Home Olahraga Wagub Jatim dan Bupati Pasuruan Kibarkan Bendera Race Bromo Marathon 2022

Wagub Jatim dan Bupati Pasuruan Kibarkan Bendera Race Bromo Marathon 2022

Kabupaten Pasuruan, Gatra.com -- Wakil Gubernur Jawa Timur Emil Dardak berharap agar gelaran Bromo Marathon akan menjadi acara tahunan yang selalu diselenggarakan. Hal itu ia sampaikan sebelum melepas pelari Bromo Marathon 2022 pada Ahad (11/09) pagi di area start lari.

"Saya ingin mengucapkan selamat atas penyelenggaraan kedelapan dari Bromo Marathon ini. Sudah luar biasa dan konsisten. Artinya kalau sudah melewati fase itu, insya Allah Bromo Marathon akan terus ada kedepannya," ujar Emil.

Acara yang diikuti oleh ribuan peserta dari Indonesia dan mancanegara itu menurutnya sangat tepat sebagai cara untuk menarik animo wisatawan dari berbagai negara untuk datang ke Bromo. Selain karena terkenal dengan pemandangannya yang bagus, Wagub Emil juga menyinggung terkait udara di area Bromo yang sejuk dan bagus.

"Bromo ini terkenal ke seluruh dunia. Maka tidak afdhal kalau tidak menyelenggarakan event sekelas Bromo Marathon ini. Udaranya masih sangat baik dan pemandangan alamnya juga sangat luar biasa," jelasnya. 

Emil juga menyatakan bahwa acara Bromo Marathon ini sangat potensial karena dapat menggerakkan perekonomian warga lokal. Terlebih dalam rangkain acara Bromo Marathon juga digelar Plataran Bromo Extravaganza yang melibatkan berbagai pelaku UMKM.

"Tapi yang tidak kalah pentingnya juga adalah kesempatan kita bisa menyapa warga dan juga menggerakkan perekonomian penduduk lokal," ujar Emil.

"Semoga sukses membuat Bromo ini menjadi tempat yang tentunya memenuhi standard untuk menarik wisatawan dari mancanegara. Have fun, selamat bersenang-senang. Bromo tentunya selalu menjadi tempat menyenangkan dan Pasuruan pasti always fresh," tutup Emil.

Di lain sisi, Bupati Pasuruan Irsyad Yusuf menyebut, acara Bromo Marathon sendiri sudah dilaksanakan sejak tahun 2013. Hanya saja ketika tahun-tahun pandemi Covid-19, acara tersebut pun terpaksa vakum.

"Hari ini, pagi ini, kita mulai lagi. Mudah-mudahan ini menjadikan Kabupaten Pasuruan semakin dikenal di seluruh Indonesia bahkan seluruh Dunia," ujar Irsyad dalam kesempatan yang sama.

Bupati yang akrab disapa Gus Irsyad itu juga menjelaskan bahwa peserta datang dari hampir 20 negara.

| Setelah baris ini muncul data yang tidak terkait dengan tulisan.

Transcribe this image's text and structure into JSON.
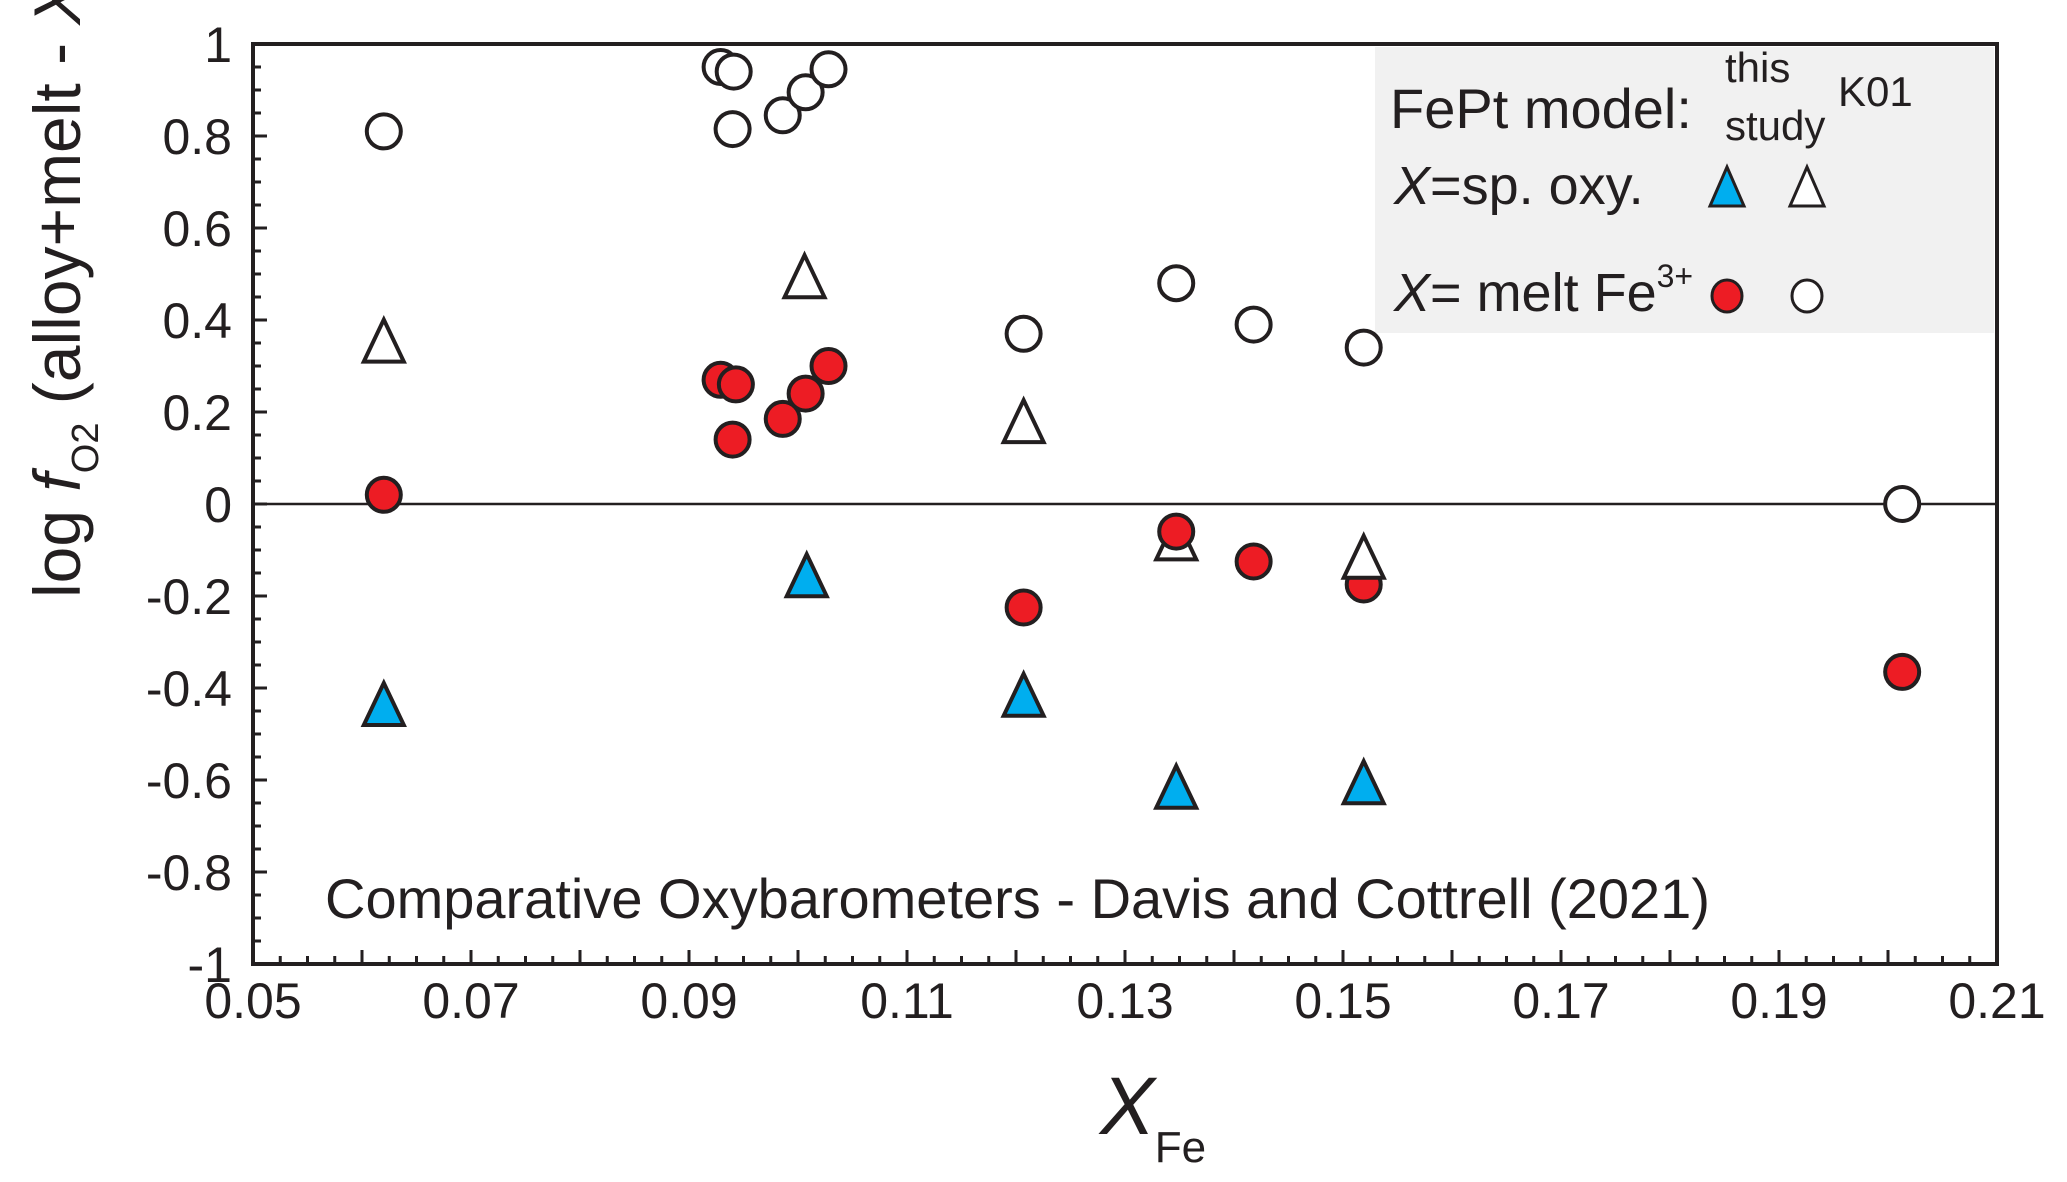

Peserta Marathon sendiri dibagi menjadi beberapa kelas sesuai panjang rute yang ditempuh, mulai dari 42 kilometer, 21 kilometer, 10 kilometer, 5 kilometer, dan kelas untuk anak-anak sejauh 2,5 kilometer.

"Kita berharap event ini menjadi event yang mendunia. Dan salam sehat selalu untuk semua peserta. Mudah-mudahan sampai finish sehat, selamat. Amin," ujarnya.

Selain itu, Gus Irsyad juga menjelaskan bahwa Bromo Marathon sendiri merupakan rangkaian hari jadi kabupaten Pasuruan yang setiap tahun diadakan.

"Ke depan harapannya semoga lebih banyak pelari-pelari atau runner yang mengikuti. Tahun ini memang masih kita batasi mengingat pandemi. Tapi tahun depan, mudah-mudahan lebih banyak peserta terutama dari luar negeri," ujar Gus Irsyad.

Menurutnya inisiator dari Bromo Marathon adalah anak-anak muda dari komunitas dan juga pemuda Kabupaten Pasuruan terutama kecamatan Tosari. "Dari sana kemudian saya dukung dan kita jadikan satu rangkaian hari jadi Kabupaten Pasuruan," ujarnya.